Dalam pengolahan data ini penulis akan sekaligus mempraktekan hasil informasi seputar tekhnik pola tabuh gelenyu jemplang panganten kacapi indung, untuk mengetahui perbedaan antara Nanang Zaenudin dengan Juli Kartawinata.
c. Perumusan dan Penyusunan Data.
            Tahap ini merupakan kegiatan mendeskripsikan  sejumlah data-data yang terkumpul dan telah dianalisis perbandingannya untuk menjadi sebuah rumusan tertulis dengan sistematika yang telah ditentukan. Selain itu tulisan ini diharapkan menjadi suatu bentuk karya ilmiah (skripsi) yang dapat di pertanggungjawabkan kebenarannya.
            Untuk menghasilkan sebuah rumusan yang objektif, selain disusun berdasarkan sistematika penulisan yang telah ditentukan, juga ditunjang dan diperkuat dengan sejumlah sumber, baik secara lisan (pendapat narasumber) maupun sumber tertulis (literatur) yang relevan dengan objek masalah penelitian yang telah dikaji.

VI. Sistematika Penulisan
            Dari beberapa pokok masalah yang diuraikan, penulis mencoba menyusunnya dalam suatau kerangka dasar penulisan dengan sistematika sebagai berikut :
Pada Bab I dibahas tentang latar belakang masalah, perumusan masalah, tinjauan sumber, metode penelitian.
Bab II, membahas tentang profil dua orang seniman penabuh kacapi indung yaitu Nanang Zaenudin dan Juli Kartawinata.
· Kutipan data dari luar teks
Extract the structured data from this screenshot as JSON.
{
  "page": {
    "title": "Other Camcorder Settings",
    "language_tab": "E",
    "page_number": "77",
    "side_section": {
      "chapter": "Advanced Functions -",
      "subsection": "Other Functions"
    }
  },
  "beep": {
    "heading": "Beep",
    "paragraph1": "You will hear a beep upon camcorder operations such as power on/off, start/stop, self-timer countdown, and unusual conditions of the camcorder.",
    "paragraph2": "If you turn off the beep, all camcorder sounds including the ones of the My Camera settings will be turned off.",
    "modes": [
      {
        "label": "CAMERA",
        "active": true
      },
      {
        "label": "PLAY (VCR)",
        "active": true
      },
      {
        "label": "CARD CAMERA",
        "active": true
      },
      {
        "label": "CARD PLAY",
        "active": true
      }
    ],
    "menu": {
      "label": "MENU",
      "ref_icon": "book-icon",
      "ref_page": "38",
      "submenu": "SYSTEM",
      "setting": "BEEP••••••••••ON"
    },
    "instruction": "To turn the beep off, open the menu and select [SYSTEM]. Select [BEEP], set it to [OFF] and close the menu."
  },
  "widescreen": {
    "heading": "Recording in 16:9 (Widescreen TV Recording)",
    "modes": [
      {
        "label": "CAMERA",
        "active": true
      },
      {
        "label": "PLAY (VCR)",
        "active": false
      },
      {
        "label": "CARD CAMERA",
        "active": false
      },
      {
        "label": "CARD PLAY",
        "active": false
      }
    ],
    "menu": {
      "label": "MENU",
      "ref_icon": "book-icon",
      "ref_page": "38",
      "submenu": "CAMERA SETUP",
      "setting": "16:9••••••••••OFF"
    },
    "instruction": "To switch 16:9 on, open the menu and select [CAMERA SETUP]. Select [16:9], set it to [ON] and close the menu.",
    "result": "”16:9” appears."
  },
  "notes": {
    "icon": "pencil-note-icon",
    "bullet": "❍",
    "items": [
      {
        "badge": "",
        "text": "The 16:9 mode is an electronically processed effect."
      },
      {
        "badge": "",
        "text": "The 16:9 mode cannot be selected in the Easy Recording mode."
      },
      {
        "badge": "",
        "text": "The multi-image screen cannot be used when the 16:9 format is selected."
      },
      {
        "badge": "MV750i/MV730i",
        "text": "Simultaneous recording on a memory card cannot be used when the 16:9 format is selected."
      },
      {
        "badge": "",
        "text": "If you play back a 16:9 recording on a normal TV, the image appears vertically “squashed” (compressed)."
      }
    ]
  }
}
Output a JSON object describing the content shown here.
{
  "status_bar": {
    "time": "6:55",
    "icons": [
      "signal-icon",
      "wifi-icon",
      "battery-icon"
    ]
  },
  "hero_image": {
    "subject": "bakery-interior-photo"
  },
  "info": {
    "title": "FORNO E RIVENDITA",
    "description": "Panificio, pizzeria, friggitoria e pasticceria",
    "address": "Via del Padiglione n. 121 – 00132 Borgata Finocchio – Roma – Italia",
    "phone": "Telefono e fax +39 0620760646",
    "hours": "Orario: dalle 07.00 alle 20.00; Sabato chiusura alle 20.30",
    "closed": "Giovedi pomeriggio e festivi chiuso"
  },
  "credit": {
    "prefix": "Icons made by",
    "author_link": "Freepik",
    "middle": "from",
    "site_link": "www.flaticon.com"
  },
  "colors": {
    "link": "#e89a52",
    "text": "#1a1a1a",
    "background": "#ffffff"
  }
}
Pembahasan ini merangkap dengan latar belakang kehidupan, proses kesenimanan dan popularitasnya.
Bab III merupakan bahasan pokok, yaitu tentang perbandingan pola tabuh bermain kacapi indung dalam gelenyu jemplang panganten antara Nanang Zaenudin dengan Juli Kartawinata.
Bab IV , Kesimpulan, yaitu uraian tentang jawaban dari permasalahan pokok yang dipertanyakan dalam rumusan masalah.


Daftar Pustaka

Herdini, Heri
2003    Metode Pembelajaran Kacapi Indung dalam Tembang Sunda
cianjuran. Bandung : STSI PRESS.
Al Haris, Samsi
2013 “ Tatandingan Kageulisan Purba Sari jeung Purba Rarang (Kacapi Indung nu Nganteur Jalanna Carita)”Skripsi S1. STSI Bandung.



[1] Lekxi J Moleong, Metodologi Penelitian Kuantitatif( Bandung : Remaja RosdaKarya, 1993), 80.